We can reproduce the issue using

  val personA: PersonA = PersonA("JoeA")
  val personB: PersonB = PersonB("JoeB")
  val person: Person = personA
  MatchMac(personA.name) // currently fails
  MatchMac(personB.name) // currently fails
  MatchMac(person.name) // ok

@nicolasstucki Yeah, I noticed that when down-casing EntityQuery[T] to Query[T] it started working.
Not sure I can do anything meaningful with that. Interesting though!

It should match without the upcasting.

Note: I added a post-hoc review on the PR showing that the implementation is still incomplete. Having holes in the implementation will deliver bad user experience, similar to what @deusaquilus experienced.

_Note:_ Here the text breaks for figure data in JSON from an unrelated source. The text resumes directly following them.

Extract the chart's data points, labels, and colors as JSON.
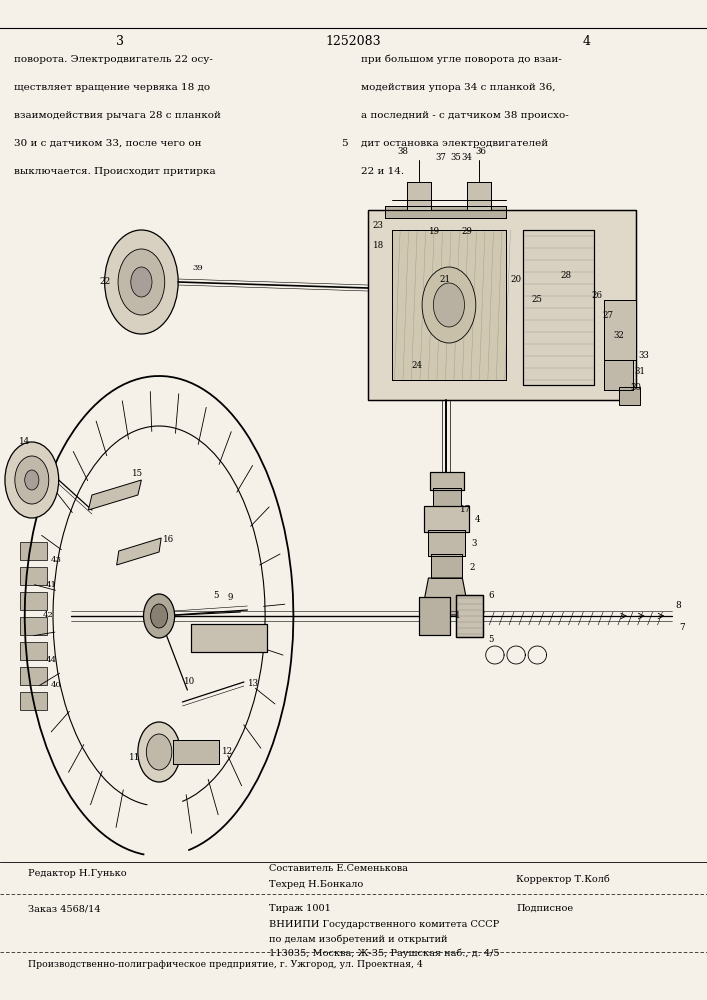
{
  "page_width": 7.07,
  "page_height": 10.0,
  "bg_color": "#f5f0e8",
  "header_page_left": "3",
  "header_patent": "1252083",
  "header_page_right": "4",
  "text_left_col": [
    "поворота. Электродвигатель 22 осу-",
    "ществляет вращение червяка 18 до",
    "взаимодействия рычага 28 с планкой",
    "30 и с датчиком 33, после чего он",
    "выключается. Происходит притирка"
  ],
  "text_right_col": [
    "при большом угле поворота до взаи-",
    "модействия упора 34 с планкой 36,",
    "а последний - с датчиком 38 происхо-",
    "дит остановка электродвигателей",
    "22 и 14."
  ],
  "line_number_5": "5",
  "footer_line1_left": "Редактор Н.Гунько",
  "footer_line1_center": "Составитель Е.Семенькова",
  "footer_line2_center": "Техред Н.Бонкало",
  "footer_line2_right": "Корректор Т.Колб",
  "footer_order": "Заказ 4568/14",
  "footer_tirazh": "Тираж 1001",
  "footer_podpisnoe": "Подписное",
  "footer_vniipii": "ВНИИПИ Государственного комитета СССР",
  "footer_po_delam": "по делам изобретений и открытий",
  "footer_address": "113035, Москва, Ж-35, Раушская наб., д. 4/5",
  "footer_bottom": "Производственно-полиграфическое предприятие, г. Ужгород, ул. Проектная, 4",
  "text_fontsize": 7.5,
  "header_fontsize": 9,
  "footer_fontsize": 7.0
}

It's nice that at least it works for overridden classes. There are many new patterns that this fix makes possible e.g:

case Lambda1(_, '{ ($prop: Any).->[v](${ConstExpr(alias: String)}) } ) =>

In this case I don't know what the type of prop is and it really doesn't matter.
Thanks again @nicolasstucki for this fix!

@deusaquilus I don't think the change does anything to your example. -> is an extension method, so it normally won't be overridden, unless I am missing something.

@LPTK I’m fairly certain that this construct wasn’t working before but I could be wrong so I’ll double check.